Forbes related this incident to Raymond DeLugo, the white male hotel manager at Bluebeard, who wrote a letter to Aubain terminating Aubain pursuant to Article III, Section 5; Article XIII, Section 1; Article XVI, and Article XVIII, Section 1 of the collective bargaining agreement then covering Bluebeard employees.4

Prior to this incident, Aubain had received no written letters of reprimand during the course of his 20 year employment at Bluebeard's. However, he had been the subject of two oral rebukes for prior instances of misbehavior. On one occasion, Aubain rudely demanded a salary increase, and in another Aubain was involved in an altercation with a co-worker. (A.R. 123).

As of the time of Aubain's dismissal, Bluebeard employed 77 employees, of whom four were white of French ancestry. Turnover of employees at the Hotel was low, and prior to Aubain's termination, no white employee had been fired by the Hotel.

On November 22, 1982, one week following Aubain's termination, Anthony White, a black employee, was given a warning letter5 by his immediate supervisor, a black housekeeper, for insubordination, using abusive language, leaving his work area without proper excuse, failing to do his job effectively and talking back to his supervisor in a rude manner.6

II.

In this case, the only evidence of record which even could be characterized as evidence of racial discrimination is that employee Aubain was fired and employee White was not. Thus, the sole issue before us on appeal is whether substantial evidence on the record exists which would support the district court's affirmance of the Department of Labor's conclusion that Aubain's termination was motivated by discrimination on account of race and/or national origin in violation of Virgin Islands law. In order to state a claim for employment discrimination, the employee must initially prove: 1) that he is a member of a protected class; 2) that he was discharged; and 3) that evidence exists that his employer intentionally discriminated against him by reason of race or national origin. Texas Department of Community Affairs v. Burdine, 450 U.S. 248, 101 S.Ct. 1089, 67 L.Ed.2d 207 (1981). Discriminatory intent can be inferred from the fact of disparate treatment of members of different races and/or national origins in similar factual circumstances. See Village of Arlington Heights v. Metropolitan Housing Development Corp., 429 U.S. 252, 265-66, 97 S.Ct. 555, 563, 50 L.Ed.2d 450 (1977).

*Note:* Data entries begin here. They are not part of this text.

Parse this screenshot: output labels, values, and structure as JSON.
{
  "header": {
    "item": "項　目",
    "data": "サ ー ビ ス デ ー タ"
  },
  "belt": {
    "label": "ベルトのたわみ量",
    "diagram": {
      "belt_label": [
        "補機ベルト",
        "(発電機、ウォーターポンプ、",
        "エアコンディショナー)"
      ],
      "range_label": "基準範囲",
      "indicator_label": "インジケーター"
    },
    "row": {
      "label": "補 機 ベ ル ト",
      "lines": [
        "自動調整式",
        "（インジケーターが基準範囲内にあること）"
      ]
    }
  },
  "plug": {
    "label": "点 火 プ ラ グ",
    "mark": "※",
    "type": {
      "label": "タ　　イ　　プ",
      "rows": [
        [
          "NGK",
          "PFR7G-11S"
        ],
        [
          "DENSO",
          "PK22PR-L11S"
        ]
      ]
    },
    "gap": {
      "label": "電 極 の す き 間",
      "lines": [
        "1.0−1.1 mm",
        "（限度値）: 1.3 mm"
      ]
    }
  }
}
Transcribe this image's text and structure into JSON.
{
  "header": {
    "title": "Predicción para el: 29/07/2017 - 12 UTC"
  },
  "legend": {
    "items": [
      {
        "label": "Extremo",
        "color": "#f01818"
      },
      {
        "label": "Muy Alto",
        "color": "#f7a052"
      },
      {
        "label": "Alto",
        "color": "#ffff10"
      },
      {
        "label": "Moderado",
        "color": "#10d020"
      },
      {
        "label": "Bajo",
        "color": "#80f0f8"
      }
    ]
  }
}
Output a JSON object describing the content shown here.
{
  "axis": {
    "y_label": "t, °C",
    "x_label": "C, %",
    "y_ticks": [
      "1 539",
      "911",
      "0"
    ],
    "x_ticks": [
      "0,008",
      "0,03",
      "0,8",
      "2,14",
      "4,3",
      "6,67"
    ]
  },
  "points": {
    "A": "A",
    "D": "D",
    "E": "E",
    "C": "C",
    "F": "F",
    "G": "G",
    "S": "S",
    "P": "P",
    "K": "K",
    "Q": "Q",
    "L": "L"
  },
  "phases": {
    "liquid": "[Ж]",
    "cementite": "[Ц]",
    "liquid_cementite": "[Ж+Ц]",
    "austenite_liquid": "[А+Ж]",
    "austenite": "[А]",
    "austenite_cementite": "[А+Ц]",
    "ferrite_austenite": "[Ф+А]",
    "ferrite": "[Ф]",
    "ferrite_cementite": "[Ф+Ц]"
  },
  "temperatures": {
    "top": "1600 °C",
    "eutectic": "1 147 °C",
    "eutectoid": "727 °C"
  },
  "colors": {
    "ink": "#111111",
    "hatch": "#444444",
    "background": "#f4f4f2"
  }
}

Once the employee meets this initial showing, the burden shifts to the employer to demonstrate a legitimate, non-discriminatory reason for the discharge. McDonnell Douglas Corp. v. Green, 411 U.S. 792, 802, 93 S.Ct. 1817, 1824, 36 L.Ed.2d 668 (1973). The charging party must then offer evidence showing that despite the existence of a legitimate basis for the discharge, those reasons were merely pretextual for the racial and/or ethnic discrimination which in fact motivated the discharge. To demonstrate pretext, it is relevant that employees outside the protected class "involved in acts against [the employer] of comparable seriousness ... were nevertheless retained or rehired." McDonnell Douglas, 411 U.S. at 804, 93 S.Ct. at 1825.

Here, it is undisputed that discharge was an appropriate disciplinary measure for Aubain's misconduct pursuant to the collective bargaining agreement. However, the Department of Labor found that the severity of the discipline--discharge--was not comparable to punishment imposed by Bluebeard on other non-white employees for similar misconduct. Thus, the Department concluded that Aubain's termination was motivated by discrimination against him on account of his race and/or national origin and, that accordingly, the reasons offered by Bluebeard for his dismissal were merely pretextual.